Laddie Outschoorn

Personal information
- Full name: Ladislaus Frederick Outschoorn
- Born: 26 September 1918 Colombo, Ceylon
- Died: 9 January 1994 (aged 75) Westminster, England
- Batting: Right-handed
- Bowling: Right-handed medium
- Role: Batsman

Domestic team information
- 1946–1959: Worcestershire
- FC debut: 31 July 1946 Worcestershire v Combined Services
- Last FC: 8 September 1959 Commonwealth XI v England XI

Career statistics
| Competition | First-class |
| Matches | 346 |
| Runs scored | 15,496 |
| Batting average | 28.59 |
| 100s/50s | 25/81 |
| Top score | 215* |
| Balls bowled | 3,890 |
| Wickets | 33 |
| Bowling average | 61.51 |
| 5 wickets in innings | 0 |
| 10 wickets in match | 0 |
| Best bowling | 2/15 |
| Catches/stumpings | 277/– |
- Source: CricketArchive, 22 November 2008

= Laddie Outschoorn =

English cricketer

Ladislaus Frederick "Laddie" Outschoorn (26 September 1918 – 9 January 1994) was a Ceylonese first-class cricketer, a right-handed batsman and occasional right-arm medium-pace bowler who played for Worcestershire in the years after the Second World War.

==Life and career==
Outschoorn was born in Colombo, Ceylon.
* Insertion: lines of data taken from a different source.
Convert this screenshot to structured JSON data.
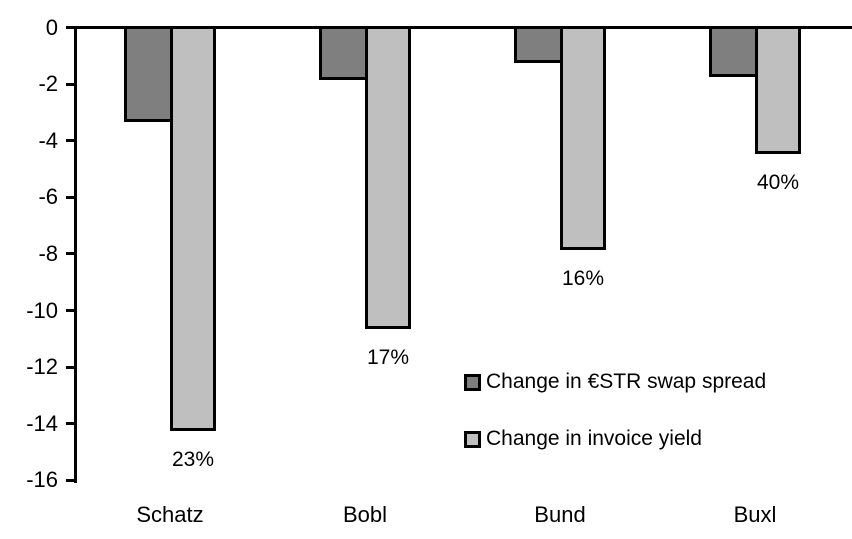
{
  "chart_data": {
    "type": "bar",
    "title": "",
    "xlabel": "",
    "ylabel": "",
    "grid": false,
    "background_color": "#ffffff",
    "axis_color": "#000000",
    "categories": [
      "Schatz",
      "Bobl",
      "Bund",
      "Buxl"
    ],
    "series": [
      {
        "name": "Change in €STR swap spread",
        "color": "#7f7f7f",
        "border_color": "#000000",
        "values": [
          -3.3,
          -1.8,
          -1.2,
          -1.7
        ]
      },
      {
        "name": "Change in invoice yield",
        "color": "#bfbfbf",
        "border_color": "#000000",
        "values": [
          -14.2,
          -10.6,
          -7.8,
          -4.4
        ]
      }
    ],
    "bar_labels": {
      "attached_to_series": "Change in invoice yield",
      "position": "below-bar",
      "values": [
        "23%",
        "17%",
        "16%",
        "40%"
      ]
    },
    "yaxis": {
      "min": -16,
      "max": 0,
      "step": -2,
      "ticks": [
        "0",
        "-2",
        "-4",
        "-6",
        "-8",
        "-10",
        "-12",
        "-14",
        "-16"
      ]
    },
    "legend": {
      "position": "inside-lower-right"
    }
  }
}
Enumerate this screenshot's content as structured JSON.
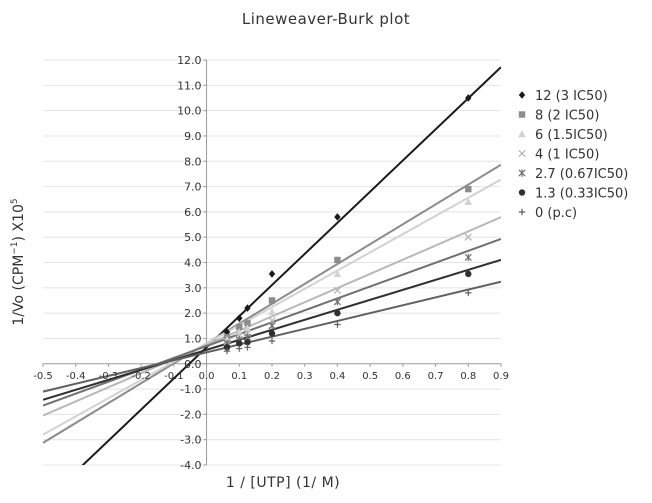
{
  "chart_data": {
    "type": "scatter",
    "title": "Lineweaver-Burk plot",
    "xlabel": "1 / [UTP] (1/ M)",
    "ylabel_parts": {
      "main": "1/Vo (CPM",
      "exp": "−1",
      "tail": ") X10",
      "power": "5"
    },
    "xlim": [
      -0.5,
      0.9
    ],
    "ylim": [
      -4.0,
      12.0
    ],
    "x_ticks": [
      "-0.5",
      "-0.4",
      "-0.3",
      "-0.2",
      "-0.1",
      "0.0",
      "0.1",
      "0.2",
      "0.3",
      "0.4",
      "0.5",
      "0.6",
      "0.7",
      "0.8",
      "0.9"
    ],
    "y_ticks": [
      "-4.0",
      "-3.0",
      "-2.0",
      "-1.0",
      "0.0",
      "1.0",
      "2.0",
      "3.0",
      "4.0",
      "5.0",
      "6.0",
      "7.0",
      "8.0",
      "9.0",
      "10.0",
      "11.0",
      "12.0"
    ],
    "grid": "horizontal",
    "legend_position": "right",
    "x": [
      0.0625,
      0.1,
      0.125,
      0.2,
      0.4,
      0.8
    ],
    "series": [
      {
        "name": "12 (3 IC50)",
        "marker": "diamond",
        "color": "#1a1a1a",
        "values": [
          1.25,
          1.8,
          2.2,
          3.55,
          5.8,
          10.5
        ],
        "fit": {
          "slope": 12.3,
          "intercept": 0.65
        }
      },
      {
        "name": "8 (2 IC50)",
        "marker": "square",
        "color": "#8c8c8c",
        "values": [
          1.05,
          1.45,
          1.6,
          2.5,
          4.1,
          6.9
        ],
        "fit": {
          "slope": 7.85,
          "intercept": 0.8
        }
      },
      {
        "name": "6 (1.5IC50)",
        "marker": "triangle",
        "color": "#d2d2d2",
        "values": [
          0.95,
          1.25,
          1.4,
          2.05,
          3.55,
          6.4
        ],
        "fit": {
          "slope": 7.2,
          "intercept": 0.8
        }
      },
      {
        "name": "4 (1 IC50)",
        "marker": "x",
        "color": "#b8b8b8",
        "values": [
          0.85,
          1.1,
          1.2,
          1.7,
          2.9,
          5.0
        ],
        "fit": {
          "slope": 5.6,
          "intercept": 0.75
        }
      },
      {
        "name": "2.7 (0.67IC50)",
        "marker": "asterisk",
        "color": "#707070",
        "values": [
          0.8,
          0.95,
          1.05,
          1.5,
          2.45,
          4.2
        ],
        "fit": {
          "slope": 4.7,
          "intercept": 0.7
        }
      },
      {
        "name": "1.3 (0.33IC50)",
        "marker": "circle",
        "color": "#303030",
        "values": [
          0.65,
          0.8,
          0.85,
          1.2,
          2.0,
          3.55
        ],
        "fit": {
          "slope": 3.95,
          "intercept": 0.55
        }
      },
      {
        "name": "0 (p.c)",
        "marker": "plus",
        "color": "#606060",
        "values": [
          0.5,
          0.6,
          0.65,
          0.9,
          1.55,
          2.8
        ],
        "fit": {
          "slope": 3.1,
          "intercept": 0.45
        }
      }
    ]
  }
}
While working in Malaya, he played two matches for the Straits Settlements against the Federated Malay States in 1939 and 1940. He was taken prisoner by the Japanese in World War II, and went to England afterwards for rehabilitation.

He made his first-class debut in July 1946 for Worcestershire against Combined Services at New Road, scoring 3 and 9. His career proper began in 1947, when he played 21 times for the county, although averaging a mediocre 23.39 with a top score of only 66. He improved markedly the following summer, passing 1,000 runs for the first time, hitting his first century, exactly 100 not out against Derbyshire, and gaining his county cap. He also took his first wickets in 1948, when he took three in a match against Gloucestershire in May; his victims (George Emmett, Tom Goddard and Charlie Barnett) were all Test cricketers.
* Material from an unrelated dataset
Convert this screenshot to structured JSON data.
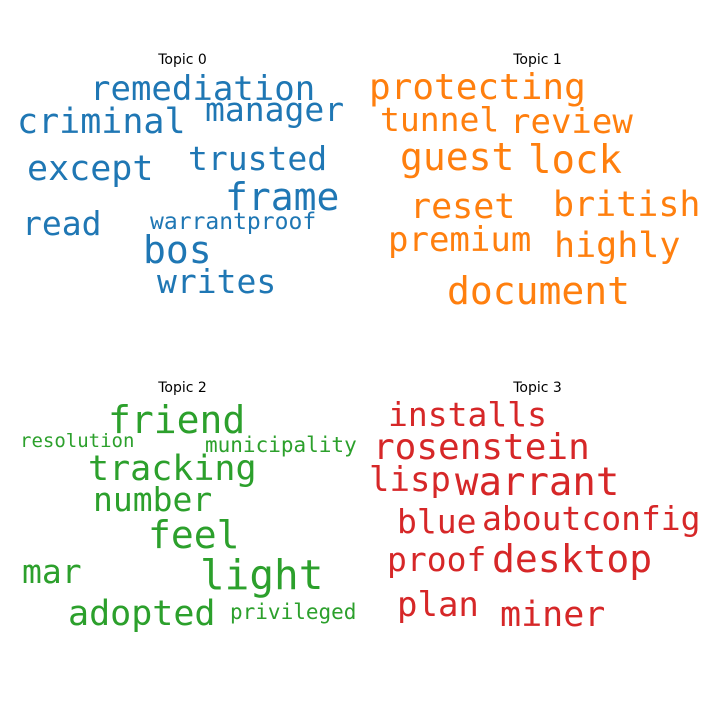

Outschoorn was a champion close fielder in slip or gully; in 1949 he took 55 catches, more than any other fieldsman in England. Although he never surpassed the 12 wickets he claimed in 1948, his batting continued to improve, and he passed 1,000 runs in seven of the next eight seasons, helped in 1949 by his career-best score of 215 not out against Northamptonshire. His best year was probably 1951, when he made 1,761 runs at 35.93 (his best season's average) including four centuries, as well as taking 43 catches. Outschoorn's batting declined in the late 1950s, although he rallied himself for his last season, 1959, when he made 1,271 first-class runs.

He had an eccentric style of batting, "[rocking] back to cut at almost anything, half-volleys even, or [jumping] out of the crease to make full-tosses of good length balls". Unusually for a cricketer of the period, he exercised with weights every morning.

Only five of Outschoorn's 346 first-class games were for a team other than Worcestershire, all for a Commonwealth XI against an England XI at the end-of-season Hastings Festival. His last first-class innings, in September 1959, was for the Commonwealth XI: he made 58 before being dismissed by John Mortimore. He played for Worcestershire's second team on several occasions in 1960.

He was appointed national coach of Ceylon in 1966. He died in Westminster at the age of 75.